While the number of daily casualties in Iraq continues to grow, there is a relative quiet on Israeli streets. It has now been more than three months since the last serious suicide bombing in Israel. In three major attacks on Jerusalem buses and at the Ashdod port during the beginning of 2004, 28 Israelis were killed and some 120 people were wounded.

Senior Israeli military officials said recently that there was a 75 percent drop in the number of attempted suicide bombings this year, compared to the similar period in 2003. Since the beginning of the year, 58 potential suicide bombers have been nabbed by Israeli security forces.

“The level of terror is slowly declining,” Israeli Defense Minister Shaul Mofaz confirmed. “We must keep up the offensive operations. The pressure is working. The motivation of terror organizations is high, yet their capabilities have significantly decreased,” he said.

The question raised by the statistics is whether the sense of a lull in Palestinian suicide bombers is an optical illusion, or has Israel succeeded in devastating the terror groups so that they can no longer strike out at innocent citizens.

A number of factors have led to Israeli successes in its war on the suicide bombers.

The security fence: Israel’s security fence, deemed “illegal” by the International Court of Justice in The Hague, is a visible and effective reason for the reduction of the number of successful attacks in Israel. The first stage of the fence, in northern Israel, has served as an efficient deterrent, and no terrorists have managed to infiltrate into the country in that area. The existence of a security fence around the Gaza Strip has for years prevented bombers from infiltrating into Israel.

Decapitated leadership: The Hamas terrorist organization in the Gaza Strip has yet to fully recover from the Israeli strikes that killed its former leaders, Sheikh Ahmed Yassin and Dr. Abdel Aziz Rantisi. As a result of Israel’s policy of “targeted killings,” terrorist leaders remain
underground, concentrating on their own survival instead of planning new attacks. Three weeks ago, Israeli security forces shot and killed the local commanders of the Al-Aqsa Martyrs’ Brigade, Hamas and Islamic Jihad terror groups in Nablus, considered the “capital of terror” on the West Bank. Local sources admit that at least in the short term, the loss of their commanders is a near mortal blow to the terrorists’ ability to perpetrate attacks.

Arrests and more arrests: Israeli security forces are making nightly raids into Palestinian towns throughout the West Bank to detain terror suspects. Since the beginning of the year, some 2,000 Palestinians have been arrested. According to B’Tselem, the Israeli human rights organization, Israel currently holds over 6,600 Palestinians in military and government-run
prisons. Each of the arrests leads to additional intelligence information about potential terror attacks.

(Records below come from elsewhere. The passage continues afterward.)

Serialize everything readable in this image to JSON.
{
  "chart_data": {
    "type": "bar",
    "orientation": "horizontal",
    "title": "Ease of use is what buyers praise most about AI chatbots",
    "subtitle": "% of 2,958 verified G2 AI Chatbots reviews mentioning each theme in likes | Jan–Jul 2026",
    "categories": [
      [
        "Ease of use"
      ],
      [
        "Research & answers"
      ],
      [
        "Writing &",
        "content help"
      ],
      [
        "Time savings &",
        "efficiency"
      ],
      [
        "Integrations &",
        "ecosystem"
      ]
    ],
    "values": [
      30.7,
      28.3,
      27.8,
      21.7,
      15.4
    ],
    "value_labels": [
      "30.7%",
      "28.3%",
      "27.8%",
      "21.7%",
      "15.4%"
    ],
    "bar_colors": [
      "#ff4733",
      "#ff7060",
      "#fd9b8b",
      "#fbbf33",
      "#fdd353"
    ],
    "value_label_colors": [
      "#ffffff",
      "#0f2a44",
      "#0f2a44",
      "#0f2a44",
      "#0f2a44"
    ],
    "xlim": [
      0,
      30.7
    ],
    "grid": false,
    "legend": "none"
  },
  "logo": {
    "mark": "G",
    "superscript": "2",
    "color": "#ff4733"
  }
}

Pinpoint intelligence: In the last few weeks, Israeli security forces apprehended an 18-year-old potential suicide bomber and two of his operatives just north of Jerusalem, and another potential bomber was arrested in Ramallah. In both cases, the army discovered the explosives belts that were to be used in the murder of innocent Israeli citizens.

Demolishing terrorists’ homes: IDF Chief of Staff Lt.-Gen. Moshe Yaalon said recently that Israel’s policy of demolishing the homes of terrorists’ families was proving to be an effective deterrent in discouraging potential bombers.

Cutting off funding: According to Israeli media reports, Saudi Arabia has begun cutting back its financial aid to the Hamas. Israeli military officials attribute the change in Saudi policy to pressure from the U.S. In addition, the Palestinian Authority is showing initial signs of cutting off funding for militant groups, including the Al-Aksa Martyrs’ Brigade. And following the fall of Saddam Hussein, Palestinian families no longer receive compensation of $25,000 when a son perpetrates a suicide bombing.

Separating terrorists from civilians: Alongside continued military offensives, the Israeli army has worked to ease conditions for Palestinian civilians. Numerous roadblocks have been removed in the West Bank, and the Erez and Karni Crossings have been reopened, allowing Palestinian laborers, merchants and produce to enter Israel from the Gaza Strip. The IDF hopes

the easing of restrictions will result in a spike of economic activity for an increasingly poor Palestinian population, without disrupting anti-terror efforts.

All these factors have contributed to recent successes in the ongoing war against suicide bombers, but it is still too early for Israel to relax and declare a victory. The potential for terror attacks remains high, even if the terrorists’ capabilities are currently diminished. The present “lull” could end at any moment.